India set for debut on world football stage with all eyes on U17 opener vs the US

By Samindra Kunti in New Delhi, India

October 6 – India are set to make their World Cup debut in a historic opening match against the United States with Narendra Modi, India’s Prime Minister, on hand to welcome teams.

The recent history of Indian football has been a story of poverty of achievement with the national team, the Blue Tigers, barely registering credible results. Under English nomad coach Stephen Constantine the senior team is on the brink of qualifying for the 2019 Asian Cup, but that is more a consequence of the tournament’s newly expanded 24-team format than genuine sporting progress.

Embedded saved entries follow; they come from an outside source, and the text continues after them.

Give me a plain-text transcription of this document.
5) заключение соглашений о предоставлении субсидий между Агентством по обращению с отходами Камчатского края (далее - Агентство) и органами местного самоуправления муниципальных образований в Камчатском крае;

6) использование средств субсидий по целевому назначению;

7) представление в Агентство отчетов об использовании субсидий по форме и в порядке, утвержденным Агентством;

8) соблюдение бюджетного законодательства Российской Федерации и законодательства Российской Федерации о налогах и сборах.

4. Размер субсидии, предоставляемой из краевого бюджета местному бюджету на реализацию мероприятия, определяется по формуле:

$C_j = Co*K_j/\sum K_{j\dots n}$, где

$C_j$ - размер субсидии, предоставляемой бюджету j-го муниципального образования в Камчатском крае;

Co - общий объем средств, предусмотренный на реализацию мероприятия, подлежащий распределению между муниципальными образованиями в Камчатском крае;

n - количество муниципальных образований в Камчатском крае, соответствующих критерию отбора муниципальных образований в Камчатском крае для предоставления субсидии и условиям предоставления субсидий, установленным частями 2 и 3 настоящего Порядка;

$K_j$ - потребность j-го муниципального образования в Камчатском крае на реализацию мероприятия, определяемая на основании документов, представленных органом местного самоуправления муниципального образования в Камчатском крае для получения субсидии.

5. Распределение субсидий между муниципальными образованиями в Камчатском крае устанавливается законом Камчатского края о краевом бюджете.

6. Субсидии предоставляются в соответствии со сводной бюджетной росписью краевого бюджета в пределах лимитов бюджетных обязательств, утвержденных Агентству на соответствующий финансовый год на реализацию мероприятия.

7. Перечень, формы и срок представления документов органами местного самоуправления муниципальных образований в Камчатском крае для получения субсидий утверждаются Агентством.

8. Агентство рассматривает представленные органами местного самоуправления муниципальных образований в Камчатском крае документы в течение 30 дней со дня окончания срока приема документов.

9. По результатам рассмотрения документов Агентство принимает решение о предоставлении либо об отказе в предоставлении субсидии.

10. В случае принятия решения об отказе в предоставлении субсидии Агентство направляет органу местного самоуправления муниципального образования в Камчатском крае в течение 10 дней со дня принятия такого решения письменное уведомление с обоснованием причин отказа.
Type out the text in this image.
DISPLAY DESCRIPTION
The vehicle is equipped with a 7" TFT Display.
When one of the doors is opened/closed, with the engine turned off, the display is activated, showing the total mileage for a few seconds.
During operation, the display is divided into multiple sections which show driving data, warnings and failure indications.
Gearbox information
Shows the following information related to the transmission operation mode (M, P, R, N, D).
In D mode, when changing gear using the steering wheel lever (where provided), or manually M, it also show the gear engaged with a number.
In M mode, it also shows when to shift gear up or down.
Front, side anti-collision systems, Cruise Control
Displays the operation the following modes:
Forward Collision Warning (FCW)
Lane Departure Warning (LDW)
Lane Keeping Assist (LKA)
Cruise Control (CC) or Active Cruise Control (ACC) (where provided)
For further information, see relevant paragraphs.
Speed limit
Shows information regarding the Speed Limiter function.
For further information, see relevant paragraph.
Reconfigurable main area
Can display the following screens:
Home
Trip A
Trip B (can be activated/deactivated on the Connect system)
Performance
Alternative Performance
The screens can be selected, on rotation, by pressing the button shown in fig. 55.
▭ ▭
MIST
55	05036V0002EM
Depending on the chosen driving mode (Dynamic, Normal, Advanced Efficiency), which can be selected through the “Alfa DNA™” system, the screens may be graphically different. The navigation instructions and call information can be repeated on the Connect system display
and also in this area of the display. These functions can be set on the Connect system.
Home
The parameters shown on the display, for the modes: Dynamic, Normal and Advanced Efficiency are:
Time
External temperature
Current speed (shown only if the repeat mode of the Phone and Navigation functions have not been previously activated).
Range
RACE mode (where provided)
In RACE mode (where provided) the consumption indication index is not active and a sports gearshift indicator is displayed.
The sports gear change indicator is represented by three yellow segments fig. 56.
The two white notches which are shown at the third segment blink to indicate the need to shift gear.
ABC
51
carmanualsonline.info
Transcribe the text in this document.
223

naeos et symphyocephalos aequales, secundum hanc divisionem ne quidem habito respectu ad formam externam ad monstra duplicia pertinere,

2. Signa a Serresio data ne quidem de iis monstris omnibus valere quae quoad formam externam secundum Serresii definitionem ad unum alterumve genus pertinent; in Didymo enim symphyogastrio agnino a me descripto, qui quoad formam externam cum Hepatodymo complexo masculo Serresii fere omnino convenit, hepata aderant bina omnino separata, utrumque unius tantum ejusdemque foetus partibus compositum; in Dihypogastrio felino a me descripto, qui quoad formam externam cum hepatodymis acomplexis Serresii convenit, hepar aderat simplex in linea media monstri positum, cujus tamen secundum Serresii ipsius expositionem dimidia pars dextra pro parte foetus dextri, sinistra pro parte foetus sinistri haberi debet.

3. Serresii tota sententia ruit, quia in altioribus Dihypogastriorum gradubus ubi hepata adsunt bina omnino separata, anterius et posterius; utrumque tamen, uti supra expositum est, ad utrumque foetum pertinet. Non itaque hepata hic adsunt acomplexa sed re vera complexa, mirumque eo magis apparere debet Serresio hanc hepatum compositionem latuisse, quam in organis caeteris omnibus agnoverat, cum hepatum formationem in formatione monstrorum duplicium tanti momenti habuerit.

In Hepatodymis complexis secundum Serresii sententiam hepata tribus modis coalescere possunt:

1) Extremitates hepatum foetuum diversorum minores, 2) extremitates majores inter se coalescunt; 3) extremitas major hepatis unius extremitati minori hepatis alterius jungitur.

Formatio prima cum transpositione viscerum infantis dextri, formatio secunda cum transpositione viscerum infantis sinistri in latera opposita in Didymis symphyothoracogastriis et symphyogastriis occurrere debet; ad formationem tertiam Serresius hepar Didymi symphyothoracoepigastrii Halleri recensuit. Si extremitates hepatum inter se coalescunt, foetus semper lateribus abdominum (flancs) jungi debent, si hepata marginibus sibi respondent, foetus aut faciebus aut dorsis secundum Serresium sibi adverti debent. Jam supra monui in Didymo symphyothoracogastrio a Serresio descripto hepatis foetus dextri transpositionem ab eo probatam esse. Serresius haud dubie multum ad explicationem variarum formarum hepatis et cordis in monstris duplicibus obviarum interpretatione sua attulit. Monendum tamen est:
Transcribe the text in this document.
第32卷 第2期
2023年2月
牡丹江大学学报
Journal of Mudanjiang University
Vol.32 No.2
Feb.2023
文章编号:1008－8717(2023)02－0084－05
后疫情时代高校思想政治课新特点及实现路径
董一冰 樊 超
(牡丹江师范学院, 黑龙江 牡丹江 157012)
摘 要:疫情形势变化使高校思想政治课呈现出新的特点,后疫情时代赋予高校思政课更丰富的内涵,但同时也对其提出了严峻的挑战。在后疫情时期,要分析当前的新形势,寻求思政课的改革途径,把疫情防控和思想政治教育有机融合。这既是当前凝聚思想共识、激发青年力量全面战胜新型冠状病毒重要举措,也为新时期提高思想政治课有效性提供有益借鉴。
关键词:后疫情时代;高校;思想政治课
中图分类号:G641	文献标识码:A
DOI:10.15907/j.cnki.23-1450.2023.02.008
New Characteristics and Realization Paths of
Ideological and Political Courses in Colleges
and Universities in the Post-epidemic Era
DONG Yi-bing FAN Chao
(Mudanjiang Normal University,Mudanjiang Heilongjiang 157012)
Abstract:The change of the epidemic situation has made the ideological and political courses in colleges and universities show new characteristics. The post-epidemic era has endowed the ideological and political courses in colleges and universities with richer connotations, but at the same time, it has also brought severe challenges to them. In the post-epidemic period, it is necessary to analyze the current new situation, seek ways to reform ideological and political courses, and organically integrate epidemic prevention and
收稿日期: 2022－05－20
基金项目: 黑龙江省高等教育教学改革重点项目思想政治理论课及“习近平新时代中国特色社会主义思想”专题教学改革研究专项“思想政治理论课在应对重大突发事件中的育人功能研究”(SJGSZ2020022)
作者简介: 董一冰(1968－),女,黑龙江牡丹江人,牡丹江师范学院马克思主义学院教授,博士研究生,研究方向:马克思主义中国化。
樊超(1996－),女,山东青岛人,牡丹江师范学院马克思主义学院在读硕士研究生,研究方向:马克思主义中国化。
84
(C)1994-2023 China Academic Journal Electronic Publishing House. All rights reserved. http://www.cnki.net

The U-17 team, led by Manipur’s Amarjit Kiyam and coached by the Portuguese Luis Norton de Matos, has enjoyed substantial support from the All India Football Federation with the Indian FA investing more than €2 million in the young team. In the last two years they have travelled the world to 18 different countries, including Brazil, Mexico, Germany, Norway and the United Arab Emirates, on exposure tours and camps.

Yet India will remain the underdog in Group A against the US, Colombia and Ghana. Indian football has neither a developed grassroots nor fine-tuned youth development structure, leaving the age groups of 5 to 14 to fend for themselves. In the I-League Minerva from Chandigarh, Aizawl FC and Shillong Lajong, both from Mizoram, and Mumbai FC are among the few clubs to invest resources in youth football.

In the Indian Super League, the Bollywood version of the IPL cricket, the participating franchises have the contractual obligation, as laid down in the licensing requirements, to do grassroots work, but only lip-service is being paid. The underdeveloped ecosystem has also been detrimental to the senior national team.

A merger of the I-League and ISL may be a solution to India’s chronic problems, but the idea is stuck in conception at the moment, with IMG-Reliance, the financial backer of the ISL, not keen on a new and unified league.

Still, the Indian U-17 team will aim to offer a grand opening to the World Cup at the refurbished Jawaharlal Nehru Stadium in the capital New Delhi. FIFA approved the idea of Modi giving a speech at the opening game, but India’s head of state will refrain from doing so. Last summer Vladimir Putin delivered a robust speech at opening match of the Confederations Cup in Russia.

The venue in Delhi received a face-lift ahead of the tournament with three new dressing rooms, new safe evacuation gates, improved lighting, two new training grounds with floodlights and an international standard pitch.

“The level of interest, the level of preparation, the level of attention goes up definitely one or two notches,” said tournament director Javier Ceppi. “Everybody wants to see a full stadium.”

The possibility of an opening ceremony was a thorny issues in the run-up to the tournament. Local organisers wanted to put on a spectacle with the Prime Minister in attendance, but FIFA rebuked the idea.

“We believe that the main focus should remain on football and the players, and that the investment necessary for an opening ceremony is better deployed in the youth and in football development of the country, even more so now with the AIFF’s ambitious plans to lay solid foundations for India’s footballing future,” said Jaime Varza, head of FIFA tournaments.

Delhi was not a natural choice for India’s group games, but with high public spending the matches of the hosts were moved from Mumbai to the capital to cater for the political class and the VIPs. In total the central government has invested more than €15 million in the existing infrastructure, updating and upgrading the stadiums in Kochi, Goa, Guwahati and Kolkata, the other host cities. The last host venue in Mumbai is privately owned.

The opening match, with other games kicking off simultaneously in Navi Mumbai, will not be a sell-out in the strict sense of the word, with 26,750 tickets routed through the central government, which has distributed these tickets to selected schools and NGOs across Delhi in a neat PR exercise. The government has also taken up 22,250 tickets for the other games in the Indian capital.

Against this background, India’s teenagers will enter a brave new world against the US on Friday. What constitutes success for the hosts in group A is unclear: India play by virtue of hosting the tournament and face a baptism as difficult as any, but coach de Matos is banking on hard work and dependable tactics to get a ‘respectable result.’

Last year the USA trounced India at the AIFF Youth Cup in Goa 4-0. This time the Americans boost CJ Dos Santos from Benfica in goal, defender Sergino Dest from Ajax Amsterdam, Tim Weah, the son of the legendary George Weah, and striker Josh Sargant, who participated in the U-20 World Cup in South Korea and is on the radar of several European clubs.

“We know we have a small percentage of winning against the US, but you never know what will happen in a game of football,” said India coach de Matos.